I seriously doubt my destiny is such a great thing in God’s eyes or in man’s. And yet there must be some reason for my existence, else God would have long since extinguished me, like I might blow out a candle. Not that I’m such a great light or even a small one. Who can glory in their own light when confronted with the blazing inferno of an Everlasting God? Only a fool. I pray that I am no fool, though I know I’ve been foolish.
God will judge us not according to how much we endured, but how much we could love.
Whatever God wants me to do could easily fail if it was all up to me. Having launched myself in a particular direction for nearly a year, I haven’t looked back and I haven’t checked the map. I just figured if I went in a nice, straight line, I’d end up where I’m supposed to be. But there are no nice straight lines in my terrain, only back alleys, narrow corridors, dark tunnels, and labyrinthine passages. Getting lost if I am the only navigator is a foregone conclusion.
…but whatever your original intentions, you have become truly lost.
-Ducard (played by Liam Neeson)
Batman Begins (2005)
Is that me? Maybe. Or maybe it’s what I’m on my way to becoming. But according to my friend, it’s not too late. I can slow down the horse, so to speak, take stock of my surroundings, renew my connection to God, through the Bible, through meditation on His Word, through prayer, through sincere repentance. Like a watchman on the walls of the city at night, I rely on the Presence of God as I await the dawn, considering His mighty deeds, recalling Days of Old, meditating upon Him in my heart.
My voice rises to God, and I will cry aloud;
My voice rises to God, and He will hear me.

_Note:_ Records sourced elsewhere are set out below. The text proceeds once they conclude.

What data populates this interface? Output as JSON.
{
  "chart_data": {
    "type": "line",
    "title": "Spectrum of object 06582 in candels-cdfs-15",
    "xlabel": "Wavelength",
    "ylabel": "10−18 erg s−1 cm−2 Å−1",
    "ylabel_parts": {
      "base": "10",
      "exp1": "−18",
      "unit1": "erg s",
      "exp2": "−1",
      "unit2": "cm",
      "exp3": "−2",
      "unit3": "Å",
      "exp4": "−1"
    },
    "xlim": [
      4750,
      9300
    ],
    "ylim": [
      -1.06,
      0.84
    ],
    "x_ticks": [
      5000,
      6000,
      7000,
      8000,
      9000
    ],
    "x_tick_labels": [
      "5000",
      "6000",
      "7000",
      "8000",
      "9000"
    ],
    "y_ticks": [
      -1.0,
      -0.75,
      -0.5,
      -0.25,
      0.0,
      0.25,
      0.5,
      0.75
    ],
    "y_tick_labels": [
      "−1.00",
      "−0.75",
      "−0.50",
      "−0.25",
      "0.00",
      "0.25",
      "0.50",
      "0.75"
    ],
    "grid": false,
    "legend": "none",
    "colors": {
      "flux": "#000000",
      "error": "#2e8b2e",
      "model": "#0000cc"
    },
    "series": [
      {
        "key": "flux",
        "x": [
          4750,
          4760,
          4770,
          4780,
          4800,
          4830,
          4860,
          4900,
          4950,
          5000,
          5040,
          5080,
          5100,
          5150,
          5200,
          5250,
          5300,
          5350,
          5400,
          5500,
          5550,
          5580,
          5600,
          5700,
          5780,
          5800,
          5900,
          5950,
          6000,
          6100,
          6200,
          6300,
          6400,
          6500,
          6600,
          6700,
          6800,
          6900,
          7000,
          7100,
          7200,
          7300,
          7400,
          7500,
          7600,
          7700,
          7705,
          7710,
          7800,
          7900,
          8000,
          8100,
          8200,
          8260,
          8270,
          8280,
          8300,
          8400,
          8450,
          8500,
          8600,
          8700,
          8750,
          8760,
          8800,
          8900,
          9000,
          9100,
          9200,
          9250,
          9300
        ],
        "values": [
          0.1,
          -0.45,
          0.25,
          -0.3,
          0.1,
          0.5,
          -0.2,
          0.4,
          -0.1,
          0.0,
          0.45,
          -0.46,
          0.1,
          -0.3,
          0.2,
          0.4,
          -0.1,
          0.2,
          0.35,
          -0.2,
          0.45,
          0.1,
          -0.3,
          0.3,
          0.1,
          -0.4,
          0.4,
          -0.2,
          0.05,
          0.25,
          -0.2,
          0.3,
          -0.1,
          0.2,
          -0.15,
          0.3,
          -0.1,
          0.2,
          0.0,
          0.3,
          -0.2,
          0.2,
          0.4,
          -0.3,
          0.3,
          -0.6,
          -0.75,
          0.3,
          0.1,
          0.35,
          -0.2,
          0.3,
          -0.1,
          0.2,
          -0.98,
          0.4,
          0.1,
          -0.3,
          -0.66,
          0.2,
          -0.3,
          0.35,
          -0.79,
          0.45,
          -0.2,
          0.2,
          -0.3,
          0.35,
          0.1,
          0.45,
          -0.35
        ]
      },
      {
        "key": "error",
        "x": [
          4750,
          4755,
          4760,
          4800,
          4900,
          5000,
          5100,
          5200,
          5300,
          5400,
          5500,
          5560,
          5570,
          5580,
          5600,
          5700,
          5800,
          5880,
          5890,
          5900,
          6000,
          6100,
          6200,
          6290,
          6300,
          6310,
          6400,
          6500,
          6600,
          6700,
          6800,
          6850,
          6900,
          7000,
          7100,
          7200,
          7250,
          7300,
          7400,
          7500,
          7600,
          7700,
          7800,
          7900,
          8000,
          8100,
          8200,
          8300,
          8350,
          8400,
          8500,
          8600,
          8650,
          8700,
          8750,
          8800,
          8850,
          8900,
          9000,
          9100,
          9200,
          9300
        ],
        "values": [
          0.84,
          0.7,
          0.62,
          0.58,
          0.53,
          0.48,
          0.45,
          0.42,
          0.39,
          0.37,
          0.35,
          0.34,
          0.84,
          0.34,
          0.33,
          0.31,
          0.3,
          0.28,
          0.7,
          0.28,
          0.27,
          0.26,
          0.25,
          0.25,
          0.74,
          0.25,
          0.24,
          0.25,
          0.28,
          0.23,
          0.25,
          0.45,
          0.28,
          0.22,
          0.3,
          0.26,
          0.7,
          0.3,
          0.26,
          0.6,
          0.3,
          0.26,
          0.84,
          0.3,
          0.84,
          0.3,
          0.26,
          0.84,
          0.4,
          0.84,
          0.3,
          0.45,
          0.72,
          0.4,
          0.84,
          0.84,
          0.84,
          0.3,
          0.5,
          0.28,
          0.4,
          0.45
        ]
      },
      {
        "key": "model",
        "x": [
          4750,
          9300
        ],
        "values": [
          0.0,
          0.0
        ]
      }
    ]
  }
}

In the day of my trouble I sought the Lord;
In the night my hand was stretched out without weariness;
My soul refused to be comforted.
When I remember God, then I am disturbed;
When I sigh, then my spirit grows faint. Selah.
You have held my eyelids open;
I am so troubled that I cannot speak.
I have considered the days of old,
The years of long ago.
I will remember my song in the night;
I will meditate with my heart,
And my spirit ponders…
–Psalm 77:1-6 (NASB)
And my spirit ponders…as I cross the ford of the Jabbok and am left alone in the dark…waiting.